Una de las reprimendas más ásperas que su conciencia le recalcaba al infortunado muchacho, simple como los pobres de espíritu que Jesús convoca en el sermón de la montaña, era la que martilleaba aquella tórrida tarde de agosto en su cerebro: “una mujer casada, una mujer casada, una mujer casada…” Que, cada ocho o diez repeticiones, se condensaba en una sola palabra, “adulterio”. Cuando llevaba dos horas así, cayó en la cuenta de que el adulterio en cuestión la señalaba como culpable a ella, el sólo era reo de fornicación, lo cual no le consoló en exceso. De pronto se le evidenció la manera de acabar con todo aquello: tenía que confesárselo a su tío, que es como él denominaba al señor obispo. Si era secreto de confesión, éste no lo podría divulgar: despediría a Anacleta y, esto le constaba a Serafín, ella saldría ganando, pues había oído conversar a su tío con algunas de las más principales señoras de la ciudad, que alababan a su asistenta, ponderando que tenía el extenso e intrincado palacio “como los chorros del oro” y solicitando de monseñor que les cediera los servicios de tan valioso tesoro. O sea que, Anacleta, además de salvar su alma, no se iba a quedar en la calle por su culpa. En cuanto a él, pondría su penitencia en manos del señor obispo.
Ya estaba casi seguro de su arrepentimiento, cuando oyó la puerta de la calle abrirse y esto le sorprendió, pues don Ángel se hallaba de visita pastoral en el balneario de Panticosa y no volvería hasta muy tarde. Echó un vistazo y vio con sorpresa que Anacleta atravesaba el patio embaldosado con lo más parecido al garbo que le permitía el bamboleo de sus ancas reumáticas, saludó a Crescencia, el ama del palacio y se encaminó al escobero donde se puso a cacharrear y a hacer ruidos afanosos para llamar la atención de Serafín, cosa que no era necesaria por esta vez.
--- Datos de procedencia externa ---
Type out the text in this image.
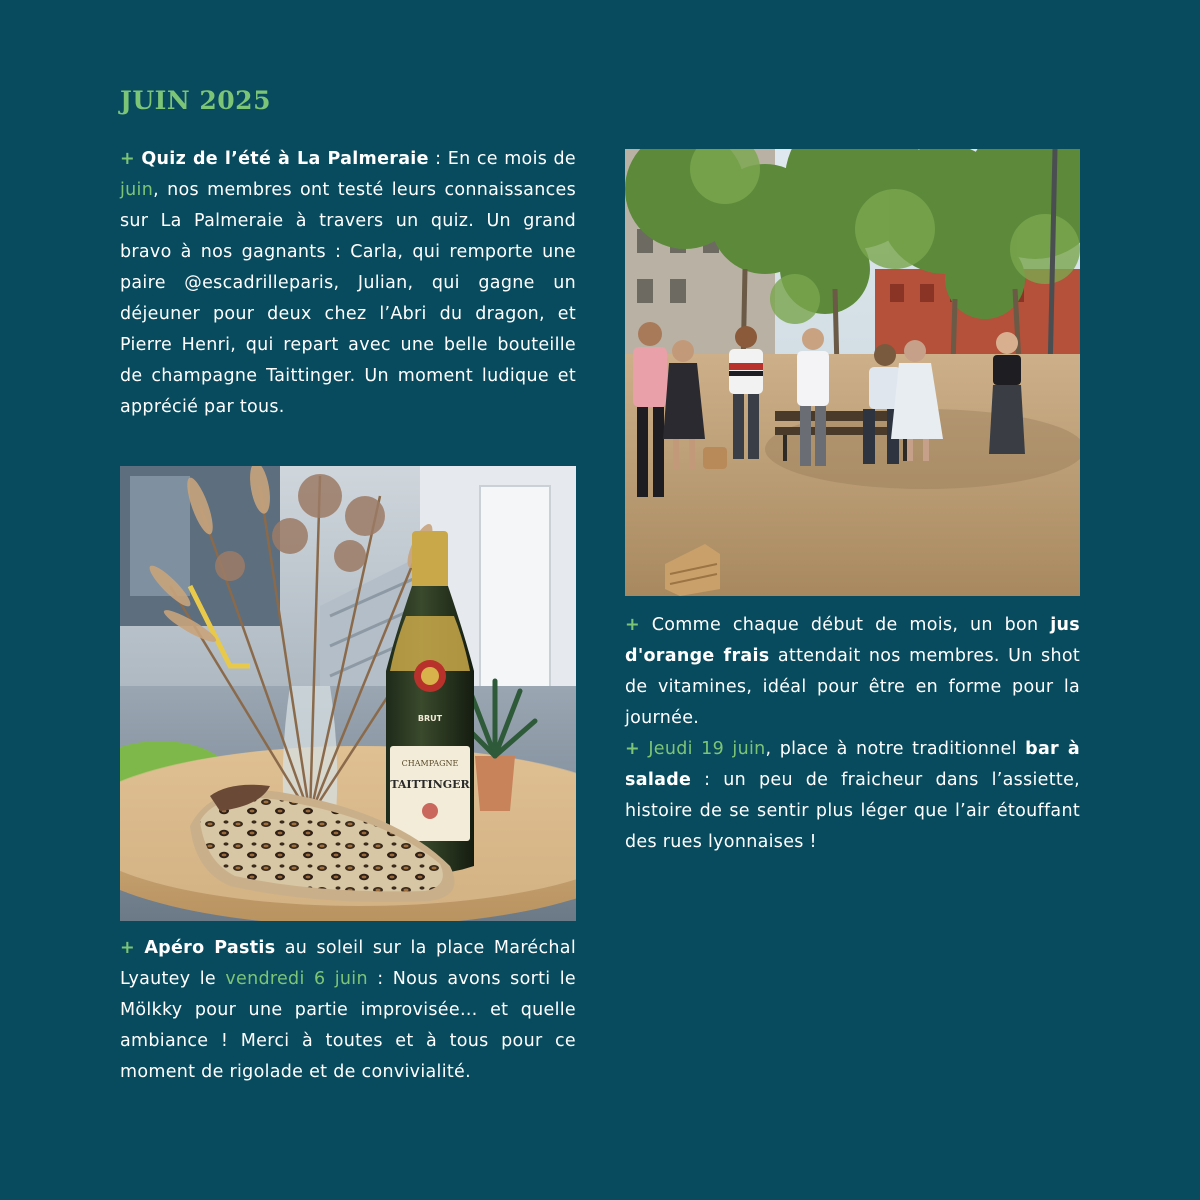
JUIN 2025

+ Quiz de l’été à La Palmeraie : En ce mois de juin, nos membres ont testé leurs connaissances sur La Palmeraie à travers un quiz. Un grand bravo à nos gagnants : Carla, qui remporte une paire @escadrilleparis, Julian, qui gagne un déjeuner pour deux chez l’Abri du dragon, et Pierre Henri, qui repart avec une belle bouteille de champagne Taittinger. Un moment ludique et apprécié par tous.

CHAMPAGNE
TAITTINGER
BRUT

+ Apéro Pastis au soleil sur la place Maréchal Lyautey le vendredi 6 juin : Nous avons sorti le Mölkky pour une partie improvisée… et quelle ambiance ! Merci à toutes et à tous pour ce moment de rigolade et de convivialité.

+ Comme chaque début de mois, un bon jus d'orange frais attendait nos membres. Un shot de vitamines, idéal pour être en forme pour la journée.
+ Jeudi 19 juin, place à notre traditionnel bar à salade : un peu de fraicheur dans l’assiette, histoire de se sentir plus léger que l’air étouffant des rues lyonnaises !
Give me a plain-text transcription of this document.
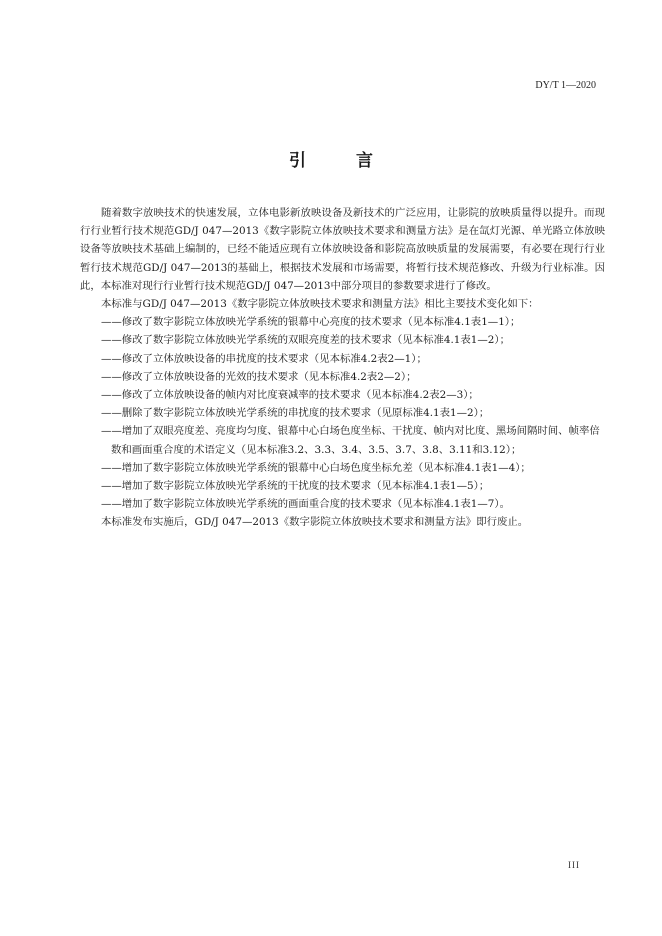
DY/T 1—2020
引 言

随着数字放映技术的快速发展，立体电影新放映设备及新技术的广泛应用，让影院的放映质量得以提升。而现行行业暂行技术规范GD/J 047—2013《数字影院立体放映技术要求和测量方法》是在氙灯光源、单光路立体放映设备等放映技术基础上编制的，已经不能适应现有立体放映设备和影院高放映质量的发展需要，有必要在现行行业暂行技术规范GD/J 047—2013的基础上，根据技术发展和市场需要，将暂行技术规范修改、升级为行业标准。因此，本标准对现行行业暂行技术规范GD/J 047—2013中部分项目的参数要求进行了修改。

本标准与GD/J 047—2013《数字影院立体放映技术要求和测量方法》相比主要技术变化如下：

——修改了数字影院立体放映光学系统的银幕中心亮度的技术要求（见本标准4.1表1—1）；
——修改了数字影院立体放映光学系统的双眼亮度差的技术要求（见本标准4.1表1—2）；
——修改了立体放映设备的串扰度的技术要求（见本标准4.2表2—1）；
——修改了立体放映设备的光效的技术要求（见本标准4.2表2—2）；
——修改了立体放映设备的帧内对比度衰减率的技术要求（见本标准4.2表2—3）；
——删除了数字影院立体放映光学系统的串扰度的技术要求（见原标准4.1表1—2）；
——增加了双眼亮度差、亮度均匀度、银幕中心白场色度坐标、干扰度、帧内对比度、黑场间隔时间、帧率倍数和画面重合度的术语定义（见本标准3.2、3.3、3.4、3.5、3.7、3.8、3.11和3.12）；
——增加了数字影院立体放映光学系统的银幕中心白场色度坐标允差（见本标准4.1表1—4）；
——增加了数字影院立体放映光学系统的干扰度的技术要求（见本标准4.1表1—5）；
——增加了数字影院立体放映光学系统的画面重合度的技术要求（见本标准4.1表1—7）。

本标准发布实施后，GD/J 047—2013《数字影院立体放映技术要求和测量方法》即行废止。

III
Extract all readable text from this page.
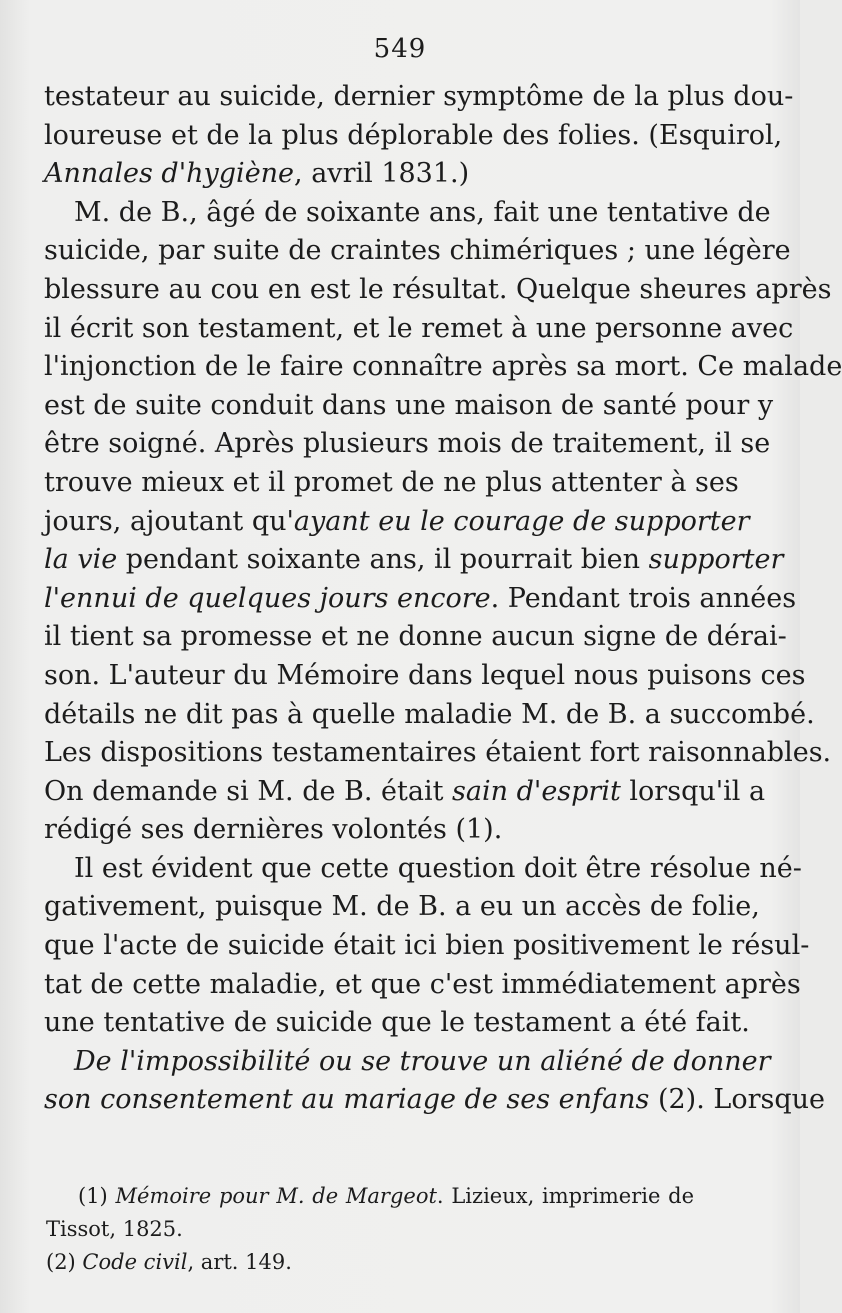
549
testateur au suicide, dernier symptôme de la plus dou-
loureuse et de la plus déplorable des folies. (Esquirol,
Annales d'hygiène, avril 1831.)
M. de B., âgé de soixante ans, fait une tentative de
suicide, par suite de craintes chimériques ; une légère
blessure au cou en est le résultat. Quelque sheures après
il écrit son testament, et le remet à une personne avec
l'injonction de le faire connaître après sa mort. Ce malade
est de suite conduit dans une maison de santé pour y
être soigné. Après plusieurs mois de traitement, il se
trouve mieux et il promet de ne plus attenter à ses
jours, ajoutant qu'ayant eu le courage de supporter
la vie pendant soixante ans, il pourrait bien supporter
l'ennui de quelques jours encore. Pendant trois années
il tient sa promesse et ne donne aucun signe de dérai-
son. L'auteur du Mémoire dans lequel nous puisons ces
détails ne dit pas à quelle maladie M. de B. a succombé.
Les dispositions testamentaires étaient fort raisonnables.
On demande si M. de B. était sain d'esprit lorsqu'il a
rédigé ses dernières volontés (1).
Il est évident que cette question doit être résolue né-
gativement, puisque M. de B. a eu un accès de folie,
que l'acte de suicide était ici bien positivement le résul-
tat de cette maladie, et que c'est immédiatement après
une tentative de suicide que le testament a été fait.
De l'impossibilité ou se trouve un aliéné de donner
son consentement au mariage de ses enfans (2). Lorsque
(1) Mémoire pour M. de Margeot. Lizieux, imprimerie de
Tissot, 1825.
(2) Code civil, art. 149.
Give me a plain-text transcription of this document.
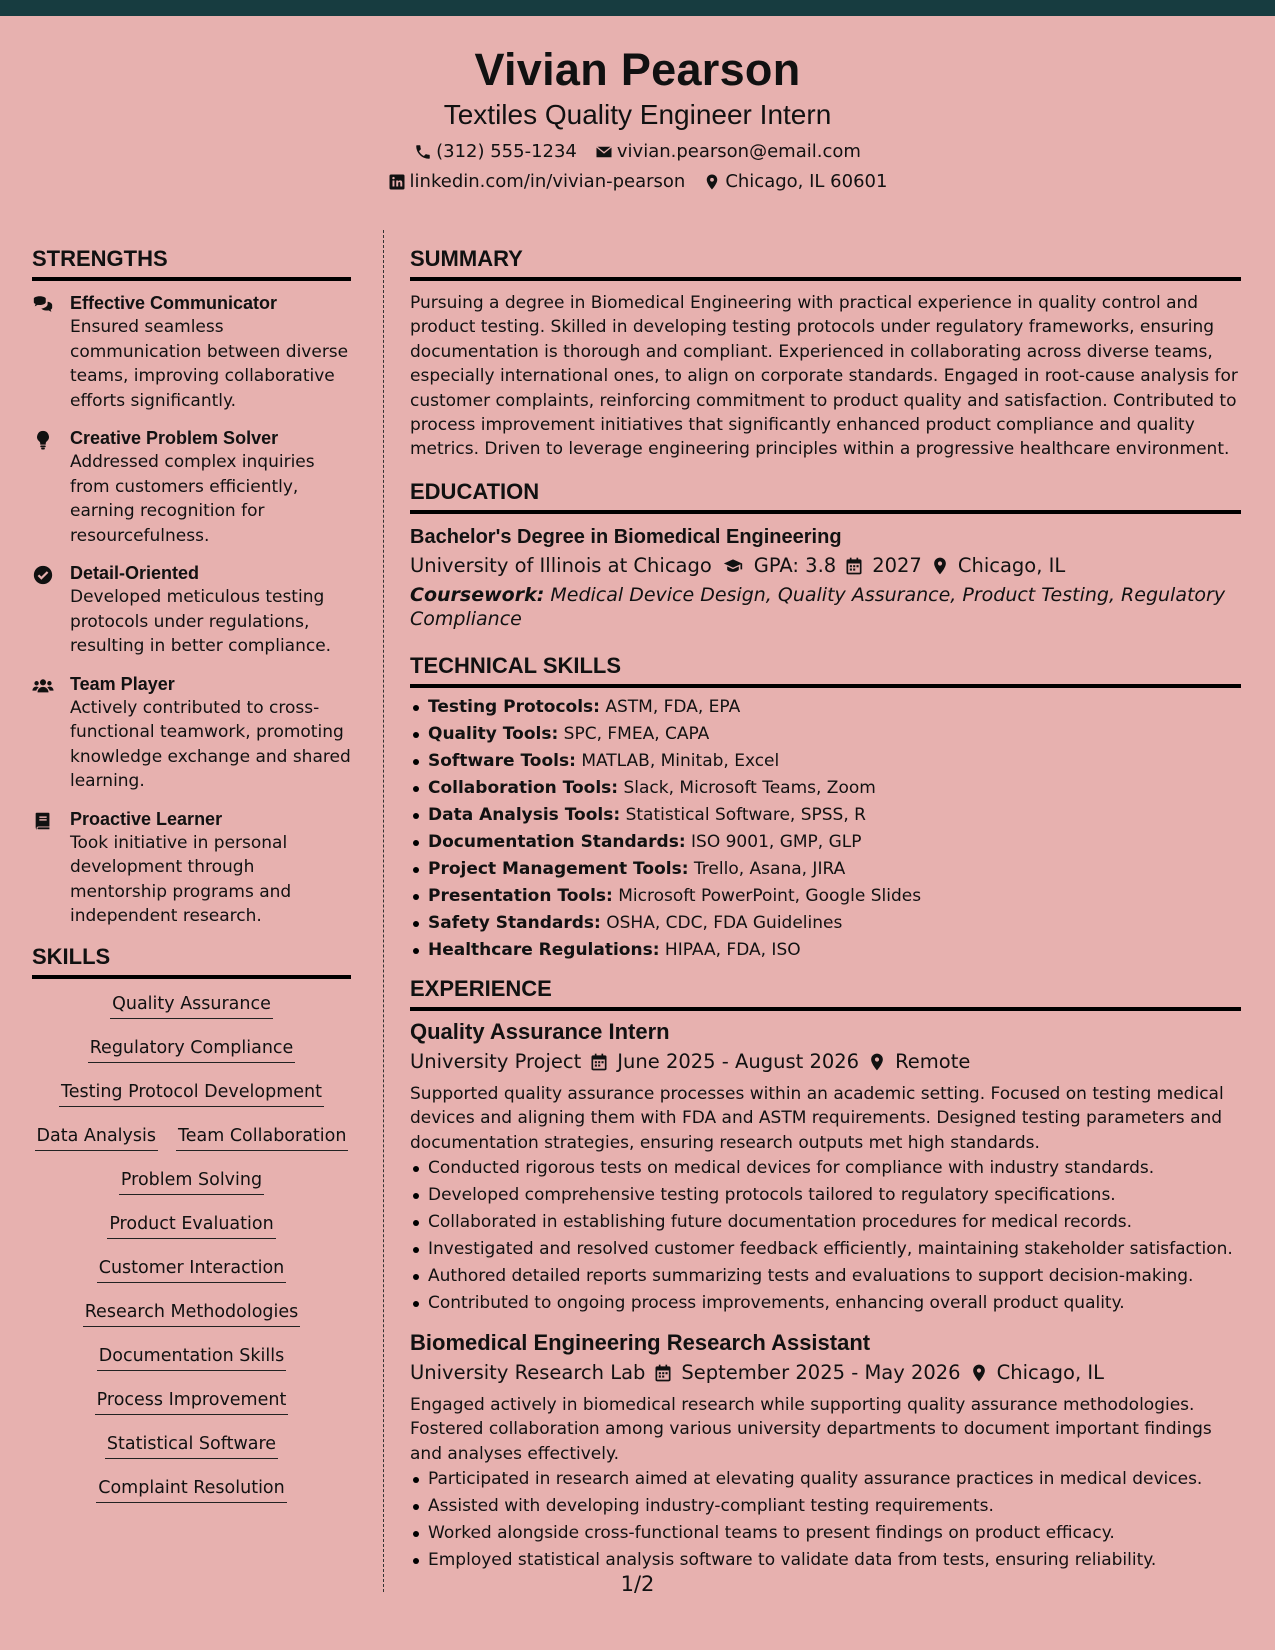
Vivian Pearson
Textiles Quality Engineer Intern
(312) 555-1234 vivian.pearson@email.com
linkedin.com/in/vivian-pearson Chicago, IL 60601
STRENGTHS
Effective Communicator
Ensured seamless communication between diverse teams, improving collaborative efforts significantly.
Creative Problem Solver
Addressed complex inquiries from customers efficiently, earning recognition for resourcefulness.
Detail-Oriented
Developed meticulous testing protocols under regulations, resulting in better compliance.
Team Player
Actively contributed to cross-functional teamwork, promoting knowledge exchange and shared learning.
Proactive Learner
Took initiative in personal development through mentorship programs and independent research.
SKILLS
Quality Assurance
Regulatory Compliance
Testing Protocol Development
Data Analysis Team Collaboration
Problem Solving
Product Evaluation
Customer Interaction
Research Methodologies
Documentation Skills
Process Improvement
Statistical Software
Complaint Resolution
SUMMARY
Pursuing a degree in Biomedical Engineering with practical experience in quality control and product testing. Skilled in developing testing protocols under regulatory frameworks, ensuring documentation is thorough and compliant. Experienced in collaborating across diverse teams, especially international ones, to align on corporate standards. Engaged in root-cause analysis for customer complaints, reinforcing commitment to product quality and satisfaction. Contributed to process improvement initiatives that significantly enhanced product compliance and quality metrics. Driven to leverage engineering principles within a progressive healthcare environment.
EDUCATION
Bachelor's Degree in Biomedical Engineering
University of Illinois at Chicago GPA: 3.8 2027 Chicago, IL
Coursework: Medical Device Design, Quality Assurance, Product Testing, Regulatory Compliance
TECHNICAL SKILLS
Testing Protocols: ASTM, FDA, EPA
Quality Tools: SPC, FMEA, CAPA
Software Tools: MATLAB, Minitab, Excel
Collaboration Tools: Slack, Microsoft Teams, Zoom
Data Analysis Tools: Statistical Software, SPSS, R
Documentation Standards: ISO 9001, GMP, GLP
Project Management Tools: Trello, Asana, JIRA
Presentation Tools: Microsoft PowerPoint, Google Slides
Safety Standards: OSHA, CDC, FDA Guidelines
Healthcare Regulations: HIPAA, FDA, ISO
EXPERIENCE
Quality Assurance Intern
University Project June 2025 - August 2026 Remote
Supported quality assurance processes within an academic setting. Focused on testing medical devices and aligning them with FDA and ASTM requirements. Designed testing parameters and documentation strategies, ensuring research outputs met high standards.
Conducted rigorous tests on medical devices for compliance with industry standards.
Developed comprehensive testing protocols tailored to regulatory specifications.
Collaborated in establishing future documentation procedures for medical records.
Investigated and resolved customer feedback efficiently, maintaining stakeholder satisfaction.
Authored detailed reports summarizing tests and evaluations to support decision-making.
Contributed to ongoing process improvements, enhancing overall product quality.
Biomedical Engineering Research Assistant
University Research Lab September 2025 - May 2026 Chicago, IL
Engaged actively in biomedical research while supporting quality assurance methodologies. Fostered collaboration among various university departments to document important findings and analyses effectively.
Participated in research aimed at elevating quality assurance practices in medical devices.
Assisted with developing industry-compliant testing requirements.
Worked alongside cross-functional teams to present findings on product efficacy.
Employed statistical analysis software to validate data from tests, ensuring reliability.
1/2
Serafín reflexionó en su cuartito, habían tenido un desvaído revolcón esa misma mañana. El muchacho había vuelto a advertir a su querida algo ausente, como ocurría siempre durante estos últimos días, cosa que él achacaba al calor sofocante y no a falta de apasionamiento, el cual por su parte había pasado de fogoso a abrasador. Era muy raro que ella volviera para dispensarse otro achuchón, fuera de su horario de faenas, cosa que podía despertar la suspicacia de Crescencia, pues la pobre era más alcahueta que beata y ambas cosas en grado superlativo. Además estaba lo de su categórico arrepentimiento… Serafín decidió bajar y colarse como una sombra sigilosa en el cuartito, como hacía siempre, para dispensarse un último revolcón, el de la despedida: le pediría que le masajease allí, donde ella sabía, con sus tetas ciclópeas y se derramaría sobre ellas, pidiendo perdón al Señor y jurando a la Santísima Virgen tomar ejemplo de su inmaculada castidad para el resto de sus días miserables de expiación sin límites.

"El Paseo" lámina de Teo Gómez. Pichot le puso un 3'8

Cuando, apenas un fantasma solapado, cerró la puerta del cuartito por dentro, buscando a tientas el velludo foco de sus anhelos, Anacleta le soltó un soplamocos que le dejó marcadas en la cara hasta las huellas dactilares:

 - ¡Desgraciao! ¡Engreído! ¡Chuloputas! – Le siseó, tomándole de una oreja como si fuera a masticársela - ¡Con esta ya van dos faltas, te has lucido!

 - Co… Co… ¿Cómo? – repuso Serafín que no había comprendido nada y se había mordido la lengua con el sopapo.

 - ¡Que me has dejao preñada, sinvergüenza!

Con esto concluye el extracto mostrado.